Real Options seemed like a good resource to the district because it offered its sex ed presentations for free. However Real Options promoted an anti-abortion, abstinence-based agenda, violating state education codes on sex ed, even though P.E. teachers said they had monitored the organization “with an eagle eye” during presentations, according to
Smare. The organization also came under scrutiny due to its financial ties to Christian organizations.
“When Real Options came, they would talk about abortion a little bit, but they would try to steer towards things like, ‘It would be better if you kept the kid,’” said Smare, who added that P.E. teachers supplemented the Real Options talks with information about abortion.
A new sex ed law went into effect January 2016, mandating sex education in grades 7 to 12, leading the Bear Witness to investigate the Real Options’ presentations that promoted anti-abortion practices. Once district administrators found out about the pending report, the school decided to suddenly cancel the presentation.
The news stirred some chaos, because without Real Options, the teachers must now take up the teaching sex ed to the freshman class, who are now seniors. Smare took on the responsibility.

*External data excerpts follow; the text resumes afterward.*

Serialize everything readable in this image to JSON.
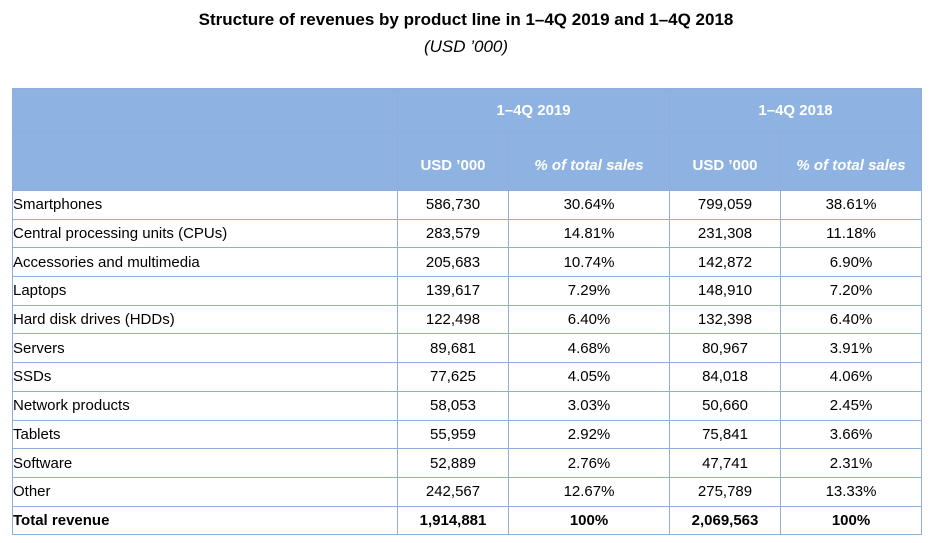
{
  "title": "Structure of revenues by product line in 1–4Q 2019 and 1–4Q 2018",
  "subtitle": "(USD ’000)",
  "periods": [
    "1–4Q 2019",
    "1–4Q 2018"
  ],
  "columns": [
    "USD ’000",
    "% of total sales",
    "USD ’000",
    "% of total sales"
  ],
  "rows": [
    {
      "label": "Smartphones",
      "v2019": "586,730",
      "p2019": "30.64%",
      "v2018": "799,059",
      "p2018": "38.61%"
    },
    {
      "label": "Central processing units (CPUs)",
      "v2019": "283,579",
      "p2019": "14.81%",
      "v2018": "231,308",
      "p2018": "11.18%"
    },
    {
      "label": "Accessories and multimedia",
      "v2019": "205,683",
      "p2019": "10.74%",
      "v2018": "142,872",
      "p2018": "6.90%"
    },
    {
      "label": "Laptops",
      "v2019": "139,617",
      "p2019": "7.29%",
      "v2018": "148,910",
      "p2018": "7.20%"
    },
    {
      "label": "Hard disk drives (HDDs)",
      "v2019": "122,498",
      "p2019": "6.40%",
      "v2018": "132,398",
      "p2018": "6.40%"
    },
    {
      "label": "Servers",
      "v2019": "89,681",
      "p2019": "4.68%",
      "v2018": "80,967",
      "p2018": "3.91%"
    },
    {
      "label": "SSDs",
      "v2019": "77,625",
      "p2019": "4.05%",
      "v2018": "84,018",
      "p2018": "4.06%"
    },
    {
      "label": "Network products",
      "v2019": "58,053",
      "p2019": "3.03%",
      "v2018": "50,660",
      "p2018": "2.45%"
    },
    {
      "label": "Tablets",
      "v2019": "55,959",
      "p2019": "2.92%",
      "v2018": "75,841",
      "p2018": "3.66%"
    },
    {
      "label": "Software",
      "v2019": "52,889",
      "p2019": "2.76%",
      "v2018": "47,741",
      "p2018": "2.31%"
    },
    {
      "label": "Other",
      "v2019": "242,567",
      "p2019": "12.67%",
      "v2018": "275,789",
      "p2018": "13.33%"
    }
  ],
  "total": {
    "label": "Total revenue",
    "v2019": "1,914,881",
    "p2019": "100%",
    "v2018": "2,069,563",
    "p2018": "100%"
  },
  "colors": {
    "header_bg": "#8eb3e2",
    "border": "#8eaedb",
    "header_text": "#ffffff"
  }
}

“When they [Real Options] went away, we took it on and picked it up ourselves,” he said, “I remember doing a presentation with a portion of information in that. It was quick though, we didn’t spend a lot of time on it.”
Senior Samantha Rocheville remembers the presentation and said that it fell short in providing a comprehensive sex education.

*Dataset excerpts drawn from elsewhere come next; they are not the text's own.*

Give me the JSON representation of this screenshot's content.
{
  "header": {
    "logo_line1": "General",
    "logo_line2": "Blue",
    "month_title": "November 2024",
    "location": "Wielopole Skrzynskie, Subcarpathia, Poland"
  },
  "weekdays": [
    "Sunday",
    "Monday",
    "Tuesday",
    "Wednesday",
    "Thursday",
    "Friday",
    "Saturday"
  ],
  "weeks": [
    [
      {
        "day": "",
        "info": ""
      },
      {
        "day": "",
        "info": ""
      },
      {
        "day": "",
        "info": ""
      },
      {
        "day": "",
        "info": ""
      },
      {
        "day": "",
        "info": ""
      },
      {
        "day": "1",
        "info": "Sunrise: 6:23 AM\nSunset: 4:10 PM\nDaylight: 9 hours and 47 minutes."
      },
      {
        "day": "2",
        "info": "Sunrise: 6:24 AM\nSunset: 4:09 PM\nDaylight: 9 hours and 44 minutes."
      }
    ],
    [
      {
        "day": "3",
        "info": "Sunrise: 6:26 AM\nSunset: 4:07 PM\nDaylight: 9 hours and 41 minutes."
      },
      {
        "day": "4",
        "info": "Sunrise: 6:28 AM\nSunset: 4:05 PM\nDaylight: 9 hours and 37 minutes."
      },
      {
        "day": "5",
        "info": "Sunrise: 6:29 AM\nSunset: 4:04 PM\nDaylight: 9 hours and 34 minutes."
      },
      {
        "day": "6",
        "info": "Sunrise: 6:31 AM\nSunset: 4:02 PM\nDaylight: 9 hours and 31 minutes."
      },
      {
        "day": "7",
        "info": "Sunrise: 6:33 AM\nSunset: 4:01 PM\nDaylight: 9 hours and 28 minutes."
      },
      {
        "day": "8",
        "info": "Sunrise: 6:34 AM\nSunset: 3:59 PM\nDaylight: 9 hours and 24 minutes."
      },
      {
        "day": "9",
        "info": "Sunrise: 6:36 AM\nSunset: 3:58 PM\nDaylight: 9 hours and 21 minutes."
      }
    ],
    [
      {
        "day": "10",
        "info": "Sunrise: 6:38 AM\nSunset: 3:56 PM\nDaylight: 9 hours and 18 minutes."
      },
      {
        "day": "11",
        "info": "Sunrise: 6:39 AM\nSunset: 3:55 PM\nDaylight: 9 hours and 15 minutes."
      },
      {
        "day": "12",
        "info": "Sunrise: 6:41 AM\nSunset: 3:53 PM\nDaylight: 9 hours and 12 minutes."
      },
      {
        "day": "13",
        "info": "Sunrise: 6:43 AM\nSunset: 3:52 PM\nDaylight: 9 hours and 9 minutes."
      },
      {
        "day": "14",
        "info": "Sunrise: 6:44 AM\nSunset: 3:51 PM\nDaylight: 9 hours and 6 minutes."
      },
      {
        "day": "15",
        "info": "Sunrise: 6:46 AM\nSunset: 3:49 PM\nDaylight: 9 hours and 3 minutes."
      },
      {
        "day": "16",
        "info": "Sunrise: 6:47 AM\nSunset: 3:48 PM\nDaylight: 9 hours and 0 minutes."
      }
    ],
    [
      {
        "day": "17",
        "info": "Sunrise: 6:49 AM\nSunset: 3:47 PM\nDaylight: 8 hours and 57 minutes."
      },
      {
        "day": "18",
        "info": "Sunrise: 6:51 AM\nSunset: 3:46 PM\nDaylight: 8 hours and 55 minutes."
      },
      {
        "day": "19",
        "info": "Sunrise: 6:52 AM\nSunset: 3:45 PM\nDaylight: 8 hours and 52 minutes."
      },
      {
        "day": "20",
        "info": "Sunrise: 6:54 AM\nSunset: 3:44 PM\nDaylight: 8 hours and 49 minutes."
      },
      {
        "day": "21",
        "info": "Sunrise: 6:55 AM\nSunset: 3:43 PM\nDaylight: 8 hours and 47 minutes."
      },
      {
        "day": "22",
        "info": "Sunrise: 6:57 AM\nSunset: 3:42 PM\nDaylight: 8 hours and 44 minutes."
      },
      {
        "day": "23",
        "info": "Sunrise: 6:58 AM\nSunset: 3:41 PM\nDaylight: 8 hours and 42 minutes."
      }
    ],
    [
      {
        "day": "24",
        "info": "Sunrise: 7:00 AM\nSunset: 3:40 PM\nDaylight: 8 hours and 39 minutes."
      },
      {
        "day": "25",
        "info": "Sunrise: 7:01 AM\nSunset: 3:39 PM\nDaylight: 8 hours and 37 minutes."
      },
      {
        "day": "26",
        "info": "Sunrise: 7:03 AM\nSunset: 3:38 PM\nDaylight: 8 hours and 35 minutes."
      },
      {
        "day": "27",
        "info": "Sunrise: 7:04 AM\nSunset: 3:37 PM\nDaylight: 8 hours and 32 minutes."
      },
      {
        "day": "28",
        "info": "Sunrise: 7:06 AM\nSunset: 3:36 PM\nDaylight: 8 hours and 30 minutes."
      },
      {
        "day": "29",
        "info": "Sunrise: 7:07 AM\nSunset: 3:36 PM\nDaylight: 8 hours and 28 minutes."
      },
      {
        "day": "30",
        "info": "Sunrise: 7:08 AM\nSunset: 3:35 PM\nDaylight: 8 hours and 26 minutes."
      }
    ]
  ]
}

“I remember that people were super confused because Mr. Smare started talking about something about how losing your virginity isn’t about sex… something like oral sex, that would be considered losing your virginity,” said Rocheville.
After the district removed Real Options from presenting in 2016, it hired Health Connected, formerly known as Teen Talk, to provide sex ed to freshmen.
During class, freshmen learned about the different forms of birth control, including hormonal implants, pills and abstinence. Information about sexual identities, relationships and respect were also included in presentations. Sex anatomy was also covered with coloring pages and vocabulary.
This curriculum shares some similarities with that of prior years, touching upon topics such as HIV
Juniors and sophomores said that the two week curriculum from Health Connected was suitable.
Sophomore Olivia Merriam said that she appreciated the candid talk on gender and sexual identity. She said her middle school program focused more on sexual anatomy.
“The more we talk about it, the less taboo it is,” Merriam said.
She also commended the program for its consent portion, and ensuring that partners know how to respect each other when engaging in sexual activity.
“It’s important to me that there are clear boundaries about what consent is and what consent is not,” she said.
Sotiriadis, who has a masters in Sexuality Studies, stresses the importance of consent in the sex curriculum.
“It not only leads to healthier relationships and better communication, but less crime, people feeling more respected, people understanding boundaries,” she said. “While the ‘science-y’ things like STIs and birth control are important, (consent) is just a lot more real.”
In the Health Connected curriculum, they teach consent through roleplaying. Students act out different scenarios and the class will decide if both parties consented or not. In their terms, consent can’t be
given under the influence of alcohol or drugs and must be explicit, meaning that an absence of a “no” does not mean consent.
P.E. teachers, who will be taking up sex education in their classes next year, will continue consent and other topics. Sex education for freshmen this year will be taught until early October.